Großfeuer: Millionenschaden in Baustofffirma

Philippsburg (BW) – Bei einem Großbrand im Philippsburger Stadtteil Rheinsheim waren seit dem frühen Donnerstagabend rund 300 Einsatzkräfte von Feuerwehr, DRK, THW und Polizei im Einsatz. Gegen 18.45 Uhr war auf dem Gelände einer Baustofffirma ein Feuer im Lagerbereich ausgebrochen. Durch die großen Mengen dort gelagerter Dachpappe und Bitumen konnte sich das Feuer rasend schnell ausbreiten und griff auf weitere Lagerbereiche über. Durch das brennende Bitumen, das über das Firmengelände floss und zum Teil in die Kanalisation gelangte und an verschiedenen Stellen Kanaldeckel herausdrückte, wurden die Löscharbeiten erschwert.

Die Einsatzkräfte der Feuerwehr konzentrierten sich darauf, den angrenzenden Produktionsbereich und mehrere Tanks mit Bitumen und Flüssiggas zu schützen. Dabei kam eine große Zahl von Strahlrohren und Wasserwerfern zum Einsatz. Zudem wurden die Löscharbeiten mit den Wenderohren einer Drehleiter und eines Gelenkmastes unterstützt. Obwohl der Brand auf ein Produktionsgebäude übergegriffen hatte, gelang es durch ein gezieltes Vorgehen das betroffene Gebäude zu halten und ein weiteres Ausbreiten des Feuers zu verhindern. Der Lagerbereich war nicht mehr zu halten.

Um den enormen Wasserbedarf zu decken, wurde von dem nahegelegenen Schäfersee aus eine Wasserversorgung aufgebaut. Unterstützung kam von der Berufsfeuerwehr Karlsruhe mit Spezialgerät (Holland Fire System). Zudem kamen Einsatzfahrzeuge aus dem gesamten nördlichen Landkreis Karlsruhe sowie aus Rheinland-Pfalz (Germersheim, Bellheim, Ottersheim, Westheim, Lingenfeld, Wörth, Kandel) zum Einsatz. Vorsorglich wurde auch die Berufsfeuerwehr Pforzheim mit großen Mengen Schaummittel in Marsch gesetzt, die jedoch nicht zum Einsatz kamen. Im US-Depot in Germersheim stand eine Gefahrguteinheit bereit.

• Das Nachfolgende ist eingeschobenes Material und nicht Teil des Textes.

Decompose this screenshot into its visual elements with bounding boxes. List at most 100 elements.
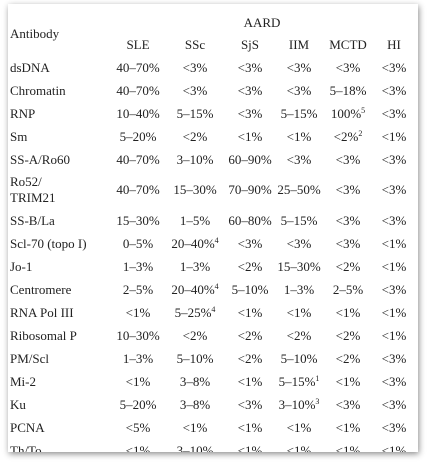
table-row: Centromere 2–5% 20–40%4 5–10% 1–3% 2–5% <3% (10, 278, 414, 301)
table-row: RNP 10–40% 5–15% <3% 5–15% 100%5 <3% (10, 102, 414, 125)
cell: 5–20% (119, 128, 157, 144)
cell: <3% (381, 281, 407, 297)
cell: <3% (335, 396, 361, 412)
cell: <3% (381, 419, 407, 435)
cell: <2% (335, 258, 361, 274)
cell: <3% (381, 396, 407, 412)
cell: 5–15% (280, 212, 318, 228)
column-header: IIM (288, 37, 310, 52)
cell: 0–5% (122, 235, 154, 251)
cell: <1% (381, 258, 407, 274)
antibody-name: Scl-70 (topo I) (10, 235, 87, 251)
cell: <3% (381, 182, 407, 197)
column-header: MCTD (329, 37, 367, 52)
cell: 3–10%3 (276, 393, 322, 416)
cell-text: 5–25% (174, 304, 212, 320)
cell: <1% (237, 373, 263, 389)
cell: <2% (182, 327, 208, 343)
cell: 5–20% (119, 396, 157, 412)
cell: 1–3% (122, 258, 154, 274)
table-row: PM/Scl 1–3% 5–10% <2% 5–10% <2% <3% (10, 347, 414, 370)
table-row: dsDNA 40–70% <3% <3% <3% <3% <3% (10, 56, 414, 79)
antibody-name: Th/To (10, 442, 42, 453)
cell: <3% (335, 182, 361, 197)
cell: 40–70% (116, 182, 160, 197)
cell: 3–10% (176, 151, 214, 167)
cell: 5–25%4 (166, 301, 224, 324)
cell: <2% (335, 327, 361, 343)
cell: <1% (335, 304, 361, 320)
cell: <3% (381, 212, 407, 228)
cell-text: 100% (330, 105, 362, 121)
cell: <3% (182, 82, 208, 98)
column-header: SjS (240, 37, 260, 52)
cell: 40–70% (116, 151, 160, 167)
cell: 15–30% (173, 182, 217, 197)
table-row: Chromatin 40–70% <3% <3% <3% 5–18% <3% (10, 79, 414, 102)
cell: <3% (335, 235, 361, 251)
cell: 1–3% (122, 350, 154, 366)
antibody-header: Antibody (10, 26, 60, 41)
cell: <3% (286, 235, 312, 251)
antibody-name: RNP (10, 105, 36, 121)
cell: 20–40%4 (166, 278, 224, 301)
table-row: Jo-1 1–3% 1–3% <2% 15–30% <2% <1% (10, 255, 414, 278)
cell: <3% (237, 396, 263, 412)
cell: 5–18% (329, 82, 367, 98)
cell: 100%5 (322, 102, 374, 125)
cell: <3% (237, 235, 263, 251)
cell: <3% (381, 350, 407, 366)
cell: 25–50% (277, 182, 321, 197)
cell: <1% (335, 442, 361, 453)
cell: 1–3% (283, 281, 315, 297)
cell: <1% (125, 373, 151, 389)
footnote-mark: 3 (315, 396, 320, 406)
cell: 2–5% (332, 281, 364, 297)
cell: <1% (381, 442, 407, 453)
footnote-mark: 2 (358, 128, 363, 138)
cell: 5–10% (280, 350, 318, 366)
antibody-name: SS-A/Ro60 (10, 151, 70, 167)
cell: <3% (286, 151, 312, 167)
table-row: Ro52/ TRIM21 40–70% 15–30% 70–90% 25–50% <3% <… (10, 171, 414, 209)
cell: 5–15%1 (276, 370, 322, 393)
antibody-name: PM/Scl (10, 350, 50, 366)
cell: <1% (381, 128, 407, 144)
cell: <1% (182, 419, 208, 435)
cell: 10–30% (116, 327, 160, 343)
cell: <1% (286, 419, 312, 435)
footnote-mark: 1 (315, 373, 320, 383)
cell: <1% (381, 235, 407, 251)
antibody-table: Antibody AARD SLE SSc SjS IIM MCTD HI dsDNA 40… (10, 12, 414, 452)
column-header: SLE (126, 37, 150, 52)
cell: 15–30% (116, 212, 160, 228)
cell: <2% (335, 350, 361, 366)
cell: 5–10% (176, 350, 214, 366)
group-header: AARD (243, 15, 281, 30)
cell: 5–15% (176, 105, 214, 121)
cell: <2% (286, 327, 312, 343)
cell: 3–8% (179, 396, 211, 412)
cell: <3% (237, 105, 263, 121)
cell: <3% (335, 212, 361, 228)
table-row: Mi-2 <1% 3–8% <1% 5–15%1 <1% <3% (10, 370, 414, 393)
cell: 70–90% (228, 182, 272, 197)
cell: <3% (237, 82, 263, 98)
cell: 1–5% (179, 212, 211, 228)
cell-text: 20–40% (171, 235, 215, 251)
cell: <1% (237, 419, 263, 435)
cell: <1% (286, 128, 312, 144)
cell: <2% (237, 258, 263, 274)
cell: <3% (381, 82, 407, 98)
cell: <1% (381, 304, 407, 320)
cell: <1% (237, 304, 263, 320)
cell: <1% (286, 442, 312, 453)
cell: <3% (381, 105, 407, 121)
antibody-name: Ribosomal P (10, 327, 77, 343)
cell: 20–40%4 (166, 232, 224, 255)
cell: 5–15% (280, 105, 318, 121)
cell: <2% (182, 128, 208, 144)
cell: <3% (182, 59, 208, 75)
cell: <1% (335, 419, 361, 435)
table-row: Ku 5–20% 3–8% <3% 3–10%3 <3% <3% (10, 393, 414, 416)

Polizeibeamter wird angefahren

Da sich durch das brennende Bitumen eine starke Rauchsäule entwickelte, wurde frühzeitig die Bevölkerung aufgefordert, Fenster und Türen geschlossen zu halten. Zudem führte auf badischer Seite der Gefahrgutzug “Nord” Messungen durch. Auf Pfälzer Seite wurden in enger Absprache bis Neustadt Messungen durchgeführt. Diese ergaben jedoch laut Feuerwehr keine gefährlichen Werte. Ein Polizeibeamter wurde angefahren und  musste ins Krankenhaus gebracht werden. Die Einsatzstelle wurde vom Technischen Hilfswerk ausgeleuchtet. Um das Löschwasser aufzunehmen, kamen frühzeitig Saugfahrzeuge zum Einsatz.

Nachdem es in der Nacht gelungen war, den Brand unter Kontrolle zu bringen und neben dem Produktionsbereich auch mehrere Tanks mit Bitumen und Flüssiggas zu halten, mussten die Nachlöscharbeiten auch am Freitag fortgesetzt werden. Mit Baggern wurden die Trümmer der völlig zerstörten Lagerhallen auseinandergezogen und der darunter brennende Schutt abgelöscht. Gleichzeitig sucht die Kriminalpolizei nach der Brandursache. Zudem wird das auf dem Gelände stehende Löschwasser abgepumpt beziehungsweise kontrolliert abgeführt.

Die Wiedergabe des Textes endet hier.